I received the following series of questions from one of my former students recently, and thought that someone else may have the same situation or questions. I've added numbers to the questions originally posed so that my replies will align to the questions posed.
1) We have this existing Data Vault EDW and information mart based on SAP data. As you may know SAP has really wide tables (or entities) and lot of columns in them. At the moment certain sets of column have been selected out of these source entities. Columns have been renamed using more human readable form in the EDW. The naming might be one reason why the extra columns have been left out of the EDW because it takes so much effort to take everything from the source (especially when using custom accelerator). Small tables (<100k rows) are loaded every day as full load and compared to the existing EDW. For the bigger tables there are deltas based on created / modified date fields (hard deletes come from SAP audit tables)

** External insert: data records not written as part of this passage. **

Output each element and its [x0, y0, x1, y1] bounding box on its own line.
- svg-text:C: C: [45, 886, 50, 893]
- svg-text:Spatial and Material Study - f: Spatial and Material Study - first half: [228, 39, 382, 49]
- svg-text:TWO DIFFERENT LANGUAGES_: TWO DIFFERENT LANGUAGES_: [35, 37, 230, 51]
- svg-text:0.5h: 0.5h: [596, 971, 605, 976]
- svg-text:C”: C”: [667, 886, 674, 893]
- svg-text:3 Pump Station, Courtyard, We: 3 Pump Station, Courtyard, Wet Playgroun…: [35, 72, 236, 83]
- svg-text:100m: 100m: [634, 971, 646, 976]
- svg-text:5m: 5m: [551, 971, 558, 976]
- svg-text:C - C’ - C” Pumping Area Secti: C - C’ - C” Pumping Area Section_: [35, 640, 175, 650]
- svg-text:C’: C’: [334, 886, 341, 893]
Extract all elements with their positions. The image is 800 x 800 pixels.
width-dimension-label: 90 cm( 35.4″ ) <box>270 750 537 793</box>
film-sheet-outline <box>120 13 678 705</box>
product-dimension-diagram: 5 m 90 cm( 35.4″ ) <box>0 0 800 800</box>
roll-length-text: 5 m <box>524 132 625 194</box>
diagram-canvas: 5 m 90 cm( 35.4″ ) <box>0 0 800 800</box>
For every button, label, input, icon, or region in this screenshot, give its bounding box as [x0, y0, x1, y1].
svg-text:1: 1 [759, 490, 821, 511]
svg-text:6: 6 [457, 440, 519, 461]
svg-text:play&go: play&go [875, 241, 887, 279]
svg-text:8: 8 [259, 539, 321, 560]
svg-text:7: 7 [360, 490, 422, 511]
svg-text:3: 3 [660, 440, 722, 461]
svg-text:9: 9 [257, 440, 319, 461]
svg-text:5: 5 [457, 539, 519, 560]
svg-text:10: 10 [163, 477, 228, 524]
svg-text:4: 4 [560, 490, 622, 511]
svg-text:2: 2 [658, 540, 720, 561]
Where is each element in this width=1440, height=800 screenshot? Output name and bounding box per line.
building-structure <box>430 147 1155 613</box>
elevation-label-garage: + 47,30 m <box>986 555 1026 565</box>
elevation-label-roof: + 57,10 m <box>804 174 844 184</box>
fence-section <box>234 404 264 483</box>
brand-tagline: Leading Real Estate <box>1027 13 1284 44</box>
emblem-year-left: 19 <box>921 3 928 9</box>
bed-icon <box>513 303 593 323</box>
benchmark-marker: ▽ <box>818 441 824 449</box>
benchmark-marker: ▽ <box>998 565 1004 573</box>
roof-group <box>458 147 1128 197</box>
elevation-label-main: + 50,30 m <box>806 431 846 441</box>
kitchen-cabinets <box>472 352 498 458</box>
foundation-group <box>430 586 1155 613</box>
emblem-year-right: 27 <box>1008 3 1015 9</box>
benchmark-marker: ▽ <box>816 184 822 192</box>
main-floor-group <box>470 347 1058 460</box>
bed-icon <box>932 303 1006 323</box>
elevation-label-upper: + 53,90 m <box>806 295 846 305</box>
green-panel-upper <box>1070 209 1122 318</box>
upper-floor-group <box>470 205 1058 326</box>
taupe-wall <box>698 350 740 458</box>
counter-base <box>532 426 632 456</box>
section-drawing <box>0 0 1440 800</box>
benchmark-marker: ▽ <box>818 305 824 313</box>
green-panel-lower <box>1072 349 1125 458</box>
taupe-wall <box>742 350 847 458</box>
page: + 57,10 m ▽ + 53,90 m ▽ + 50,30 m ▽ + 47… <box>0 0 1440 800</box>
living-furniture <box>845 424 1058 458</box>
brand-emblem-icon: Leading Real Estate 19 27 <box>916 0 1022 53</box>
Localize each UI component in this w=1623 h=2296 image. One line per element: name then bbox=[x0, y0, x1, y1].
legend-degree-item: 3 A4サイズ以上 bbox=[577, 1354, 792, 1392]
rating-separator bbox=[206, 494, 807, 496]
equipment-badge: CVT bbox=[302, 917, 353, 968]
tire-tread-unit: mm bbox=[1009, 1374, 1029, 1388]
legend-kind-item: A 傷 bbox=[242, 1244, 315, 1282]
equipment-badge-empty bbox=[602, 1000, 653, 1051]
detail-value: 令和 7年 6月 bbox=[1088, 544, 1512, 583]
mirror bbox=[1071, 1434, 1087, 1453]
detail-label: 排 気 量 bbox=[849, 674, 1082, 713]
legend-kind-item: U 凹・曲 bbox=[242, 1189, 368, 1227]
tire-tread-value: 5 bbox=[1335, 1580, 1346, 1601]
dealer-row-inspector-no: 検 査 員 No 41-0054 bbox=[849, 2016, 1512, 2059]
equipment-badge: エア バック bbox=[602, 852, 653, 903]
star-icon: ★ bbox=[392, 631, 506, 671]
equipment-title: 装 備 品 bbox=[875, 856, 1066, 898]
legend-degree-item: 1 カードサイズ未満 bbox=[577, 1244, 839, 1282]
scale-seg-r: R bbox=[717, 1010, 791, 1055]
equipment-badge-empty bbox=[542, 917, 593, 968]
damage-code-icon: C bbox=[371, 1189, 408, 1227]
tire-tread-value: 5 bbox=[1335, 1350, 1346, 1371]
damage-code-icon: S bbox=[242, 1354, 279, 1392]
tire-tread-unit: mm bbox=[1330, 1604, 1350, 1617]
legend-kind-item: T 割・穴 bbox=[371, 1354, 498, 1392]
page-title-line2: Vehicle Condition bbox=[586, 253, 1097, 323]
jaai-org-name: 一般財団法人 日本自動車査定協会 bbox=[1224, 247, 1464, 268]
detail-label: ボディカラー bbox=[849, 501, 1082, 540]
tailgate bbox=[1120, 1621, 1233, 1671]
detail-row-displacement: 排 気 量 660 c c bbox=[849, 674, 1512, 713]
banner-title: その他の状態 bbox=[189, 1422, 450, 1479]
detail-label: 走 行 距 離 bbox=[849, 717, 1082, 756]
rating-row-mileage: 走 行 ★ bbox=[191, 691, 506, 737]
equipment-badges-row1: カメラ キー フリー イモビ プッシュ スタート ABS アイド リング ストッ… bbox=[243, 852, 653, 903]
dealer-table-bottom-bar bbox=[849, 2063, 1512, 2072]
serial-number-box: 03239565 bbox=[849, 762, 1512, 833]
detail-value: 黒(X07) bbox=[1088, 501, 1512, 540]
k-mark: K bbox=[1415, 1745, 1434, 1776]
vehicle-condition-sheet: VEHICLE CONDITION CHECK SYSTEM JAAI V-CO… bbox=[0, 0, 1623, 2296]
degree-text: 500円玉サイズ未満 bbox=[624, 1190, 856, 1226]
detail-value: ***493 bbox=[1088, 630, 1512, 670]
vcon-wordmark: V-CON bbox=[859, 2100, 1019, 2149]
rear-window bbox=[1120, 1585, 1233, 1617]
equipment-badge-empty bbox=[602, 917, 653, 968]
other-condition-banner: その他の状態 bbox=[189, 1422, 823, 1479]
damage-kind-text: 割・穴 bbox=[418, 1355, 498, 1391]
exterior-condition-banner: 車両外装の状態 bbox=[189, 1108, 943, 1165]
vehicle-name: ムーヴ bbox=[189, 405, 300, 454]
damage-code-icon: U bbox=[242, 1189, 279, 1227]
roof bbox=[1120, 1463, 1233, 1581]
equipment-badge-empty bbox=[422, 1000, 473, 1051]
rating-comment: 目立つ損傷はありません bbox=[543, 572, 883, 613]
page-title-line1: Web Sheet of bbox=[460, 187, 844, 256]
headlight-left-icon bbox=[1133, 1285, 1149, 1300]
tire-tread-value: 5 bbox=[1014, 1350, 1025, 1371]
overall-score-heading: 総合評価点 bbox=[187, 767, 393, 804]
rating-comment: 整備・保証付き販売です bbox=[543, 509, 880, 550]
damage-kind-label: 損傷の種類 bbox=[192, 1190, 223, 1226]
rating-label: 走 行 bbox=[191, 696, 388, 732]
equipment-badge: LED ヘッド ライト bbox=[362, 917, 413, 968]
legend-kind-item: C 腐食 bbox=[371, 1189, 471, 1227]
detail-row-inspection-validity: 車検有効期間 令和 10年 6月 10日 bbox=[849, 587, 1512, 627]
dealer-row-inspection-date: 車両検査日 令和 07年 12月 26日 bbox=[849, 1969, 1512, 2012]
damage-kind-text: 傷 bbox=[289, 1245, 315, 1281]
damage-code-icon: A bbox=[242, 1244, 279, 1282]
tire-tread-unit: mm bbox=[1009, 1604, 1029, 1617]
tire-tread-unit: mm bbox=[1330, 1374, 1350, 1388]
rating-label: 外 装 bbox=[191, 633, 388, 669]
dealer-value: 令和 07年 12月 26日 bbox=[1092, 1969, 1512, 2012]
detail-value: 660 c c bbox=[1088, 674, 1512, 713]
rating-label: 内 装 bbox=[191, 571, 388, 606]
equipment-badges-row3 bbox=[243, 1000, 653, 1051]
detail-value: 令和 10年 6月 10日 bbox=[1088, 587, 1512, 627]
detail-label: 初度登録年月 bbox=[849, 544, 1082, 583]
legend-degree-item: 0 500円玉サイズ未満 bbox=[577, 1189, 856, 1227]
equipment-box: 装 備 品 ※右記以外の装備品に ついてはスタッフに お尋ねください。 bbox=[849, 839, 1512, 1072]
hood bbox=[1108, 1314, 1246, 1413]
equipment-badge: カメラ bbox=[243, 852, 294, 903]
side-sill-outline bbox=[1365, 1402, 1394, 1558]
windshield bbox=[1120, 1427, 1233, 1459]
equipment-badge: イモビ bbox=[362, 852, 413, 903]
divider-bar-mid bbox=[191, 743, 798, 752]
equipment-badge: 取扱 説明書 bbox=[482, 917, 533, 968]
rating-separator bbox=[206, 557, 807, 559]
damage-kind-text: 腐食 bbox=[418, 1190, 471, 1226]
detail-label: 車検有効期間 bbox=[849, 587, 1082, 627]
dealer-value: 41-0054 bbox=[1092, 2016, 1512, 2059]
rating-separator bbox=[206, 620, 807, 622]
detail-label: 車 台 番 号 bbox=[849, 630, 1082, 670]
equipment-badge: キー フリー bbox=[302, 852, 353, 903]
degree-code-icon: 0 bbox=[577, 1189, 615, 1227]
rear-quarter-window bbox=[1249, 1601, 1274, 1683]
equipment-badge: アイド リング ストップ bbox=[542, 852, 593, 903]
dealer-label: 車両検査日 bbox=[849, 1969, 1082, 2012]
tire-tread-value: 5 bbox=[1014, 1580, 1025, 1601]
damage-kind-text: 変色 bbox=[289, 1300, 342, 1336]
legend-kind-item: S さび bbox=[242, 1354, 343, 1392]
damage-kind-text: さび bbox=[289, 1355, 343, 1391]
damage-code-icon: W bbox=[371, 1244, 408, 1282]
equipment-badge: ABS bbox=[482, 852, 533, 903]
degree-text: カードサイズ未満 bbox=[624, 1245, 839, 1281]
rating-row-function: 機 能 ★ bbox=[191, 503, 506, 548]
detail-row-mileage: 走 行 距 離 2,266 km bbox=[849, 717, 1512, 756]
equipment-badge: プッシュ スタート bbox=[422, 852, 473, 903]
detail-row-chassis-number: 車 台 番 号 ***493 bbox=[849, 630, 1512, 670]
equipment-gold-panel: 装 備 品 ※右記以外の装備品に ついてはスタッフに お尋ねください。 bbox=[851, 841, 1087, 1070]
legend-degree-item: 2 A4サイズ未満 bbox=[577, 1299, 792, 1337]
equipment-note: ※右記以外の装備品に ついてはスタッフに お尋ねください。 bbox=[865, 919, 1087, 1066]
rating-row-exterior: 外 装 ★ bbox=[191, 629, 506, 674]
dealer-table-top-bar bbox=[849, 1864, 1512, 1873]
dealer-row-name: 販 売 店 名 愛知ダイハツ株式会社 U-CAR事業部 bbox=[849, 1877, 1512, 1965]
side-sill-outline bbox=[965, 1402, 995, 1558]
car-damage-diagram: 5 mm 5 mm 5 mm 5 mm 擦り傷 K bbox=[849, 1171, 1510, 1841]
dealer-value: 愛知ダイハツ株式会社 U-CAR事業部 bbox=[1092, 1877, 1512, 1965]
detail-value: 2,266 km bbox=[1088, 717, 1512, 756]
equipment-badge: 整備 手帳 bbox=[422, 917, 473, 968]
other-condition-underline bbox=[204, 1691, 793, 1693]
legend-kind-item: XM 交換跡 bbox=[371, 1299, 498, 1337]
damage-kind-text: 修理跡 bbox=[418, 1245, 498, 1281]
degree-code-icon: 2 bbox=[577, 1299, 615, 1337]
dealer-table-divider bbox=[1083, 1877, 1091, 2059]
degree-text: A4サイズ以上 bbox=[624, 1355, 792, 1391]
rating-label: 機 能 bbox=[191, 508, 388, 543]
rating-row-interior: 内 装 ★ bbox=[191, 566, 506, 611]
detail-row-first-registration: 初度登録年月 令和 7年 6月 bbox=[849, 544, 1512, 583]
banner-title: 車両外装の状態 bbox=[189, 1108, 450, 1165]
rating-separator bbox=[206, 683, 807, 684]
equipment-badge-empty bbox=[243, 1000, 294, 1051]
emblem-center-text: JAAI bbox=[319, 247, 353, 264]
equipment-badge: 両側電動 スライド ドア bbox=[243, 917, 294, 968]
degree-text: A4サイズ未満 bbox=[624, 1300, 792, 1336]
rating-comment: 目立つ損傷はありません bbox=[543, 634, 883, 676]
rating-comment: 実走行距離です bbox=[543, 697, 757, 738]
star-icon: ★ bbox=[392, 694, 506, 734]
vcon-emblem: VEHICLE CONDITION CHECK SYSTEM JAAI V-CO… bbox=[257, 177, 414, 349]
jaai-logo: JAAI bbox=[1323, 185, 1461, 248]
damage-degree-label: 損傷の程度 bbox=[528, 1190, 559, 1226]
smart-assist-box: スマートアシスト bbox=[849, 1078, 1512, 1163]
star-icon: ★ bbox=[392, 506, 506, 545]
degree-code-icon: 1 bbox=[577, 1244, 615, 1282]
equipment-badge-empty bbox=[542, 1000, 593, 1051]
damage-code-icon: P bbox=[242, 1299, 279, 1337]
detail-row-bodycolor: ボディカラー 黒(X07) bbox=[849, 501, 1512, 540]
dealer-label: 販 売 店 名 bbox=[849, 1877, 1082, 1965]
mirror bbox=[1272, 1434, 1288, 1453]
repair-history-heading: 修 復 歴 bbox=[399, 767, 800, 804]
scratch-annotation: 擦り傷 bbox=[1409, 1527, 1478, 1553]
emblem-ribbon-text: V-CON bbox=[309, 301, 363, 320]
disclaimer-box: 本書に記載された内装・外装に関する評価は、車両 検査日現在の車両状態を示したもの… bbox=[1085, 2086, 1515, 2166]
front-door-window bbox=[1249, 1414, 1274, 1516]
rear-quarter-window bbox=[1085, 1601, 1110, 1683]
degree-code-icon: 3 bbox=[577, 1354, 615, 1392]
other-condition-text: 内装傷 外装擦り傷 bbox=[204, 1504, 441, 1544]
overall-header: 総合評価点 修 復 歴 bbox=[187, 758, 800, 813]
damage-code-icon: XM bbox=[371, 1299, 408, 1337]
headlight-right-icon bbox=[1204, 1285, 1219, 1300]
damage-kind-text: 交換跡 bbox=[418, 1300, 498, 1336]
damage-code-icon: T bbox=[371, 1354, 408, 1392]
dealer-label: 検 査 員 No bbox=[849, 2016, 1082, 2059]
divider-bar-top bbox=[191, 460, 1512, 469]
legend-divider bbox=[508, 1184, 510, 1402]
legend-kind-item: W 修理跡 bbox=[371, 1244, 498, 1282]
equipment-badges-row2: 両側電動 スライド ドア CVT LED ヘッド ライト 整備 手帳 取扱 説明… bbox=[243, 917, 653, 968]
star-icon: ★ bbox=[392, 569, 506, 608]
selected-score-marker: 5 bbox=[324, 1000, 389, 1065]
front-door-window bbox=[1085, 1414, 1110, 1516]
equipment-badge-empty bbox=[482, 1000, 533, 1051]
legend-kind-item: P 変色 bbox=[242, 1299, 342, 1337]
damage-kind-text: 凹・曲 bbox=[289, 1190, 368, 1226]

In this certain case, what might be the best practice to add new columns into those existing source entities? This is not really a new source in that case. I suppose you would always create a new satellite. The source is the same entity but we're just adding new column(s) to it. If we end up modifying the existing satellite, we would have to drop the constraints from these new fields because the preceding load date rows won’t have any values for the new column(s). Tables where a full load is executed, the hashdiff values will change for every row resulting in a full reload of all of the active rows again in the EDW. Also, when timeline gaps are created, whether by creating new satellites or altering the existing satellites, it becomes nearly impossible to align the data in the Information Mart. You have to know the specific date when the data for the new columns was loaded.
2) Another best practice question is about the naming. I have always considered the EDW as black box and therefore the naming convention doe not require that these columns be human readable. Technically, only developers/IT operate in the Raw Data Vault. The naming is, in my mind, something that could be done later in views, Business Data Vault, or in the Information Mart itself. Am I wrong?
3) What is the best practice for those hard deletes? It would easily generate unwanted updates in tables if you use some kind of end date. Is it better just duplicate the last row and mark it as ‘deleted’=1 and give it new load date. When you are generating those load end dates using a lead function, you could check for the deleted value and use the load date as load end date, or is there another approach?